青の話

豆腐

文字の大きさ
15 / 20

14

しおりを挟む
佳代さんが部屋を見たい、と言うので案内する。
加賀地さんと楠木さんは、何やら話すことがあるんだとかでリビングに残って居る。

「こっちがパウダールーム、隣がトイレです」
「お風呂広いわね。前のとこ、バストイレ一緒だったから嫌だって言ってたわよね。良かったわねぇ」
「いやほんと、あれだけはストレスだったんですよねー、お風呂ゆっくり入れないし・・・あ、隣は書斎です」
「あなたの場合、書斎では無くて趣味部屋よ・・・うわ、広っ」
「でしょでしょ!?10畳あるんですよ、10畳!」

ここだけは配置に拘った。
この趣味部屋、リビングからと廊下側、2箇所から入れるようになっており、間で間仕切りが出来るようになっている。

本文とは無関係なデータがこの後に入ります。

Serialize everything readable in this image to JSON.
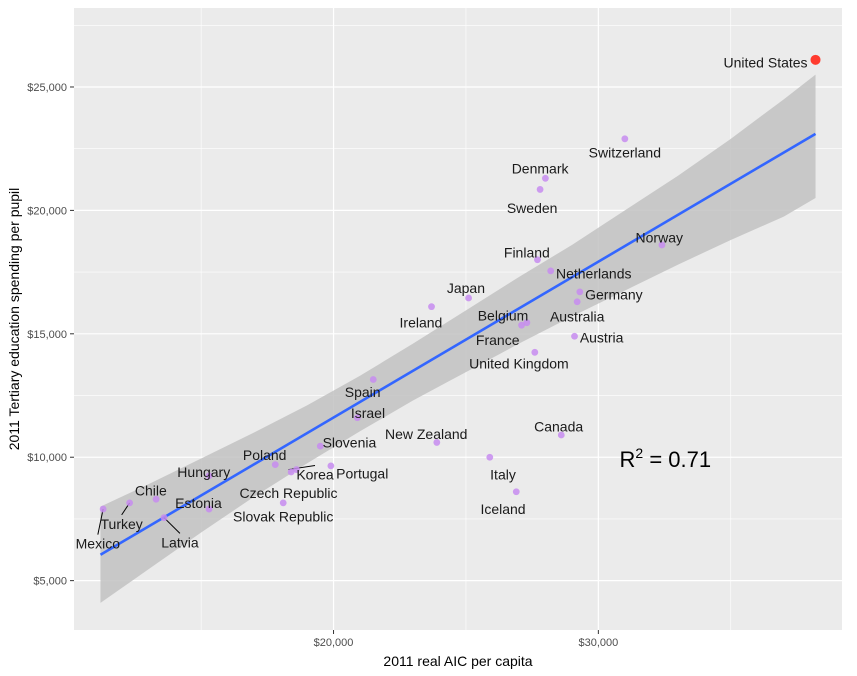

間仕切りをすると、廊下側の部屋が6畳、リビング側の部屋が4畳になるので間仕切りで仕切られる位置に人が通れるスペースを開けて背の低い本棚を置いて、4畳側は作業、リラックススペースにして、6畳側は窓を除いた壁全面に本棚を置いた。スペースがまだあったので、中央に間仕切り部分と同じく背が低い本棚を置いた。
これで、今までトランクルームに預けていた本が全て収納出来た・・・・持ってきてくれた業者さん、本と書いてた箱の多さに引いてたしな。せっかく能力があるから生かそうと、いろんな国の和訳辞書やら専門書やら雑誌やら買ってたら増えたんだ。いつの間にか。言葉を覚える為だ、仕方ない。
4畳の方にはパソコンデスクと隠さないといかんやつBLやTL等のR18本を収納した隙間本棚、中央に大きめの一人掛けソファーとミニテーブルを置いている。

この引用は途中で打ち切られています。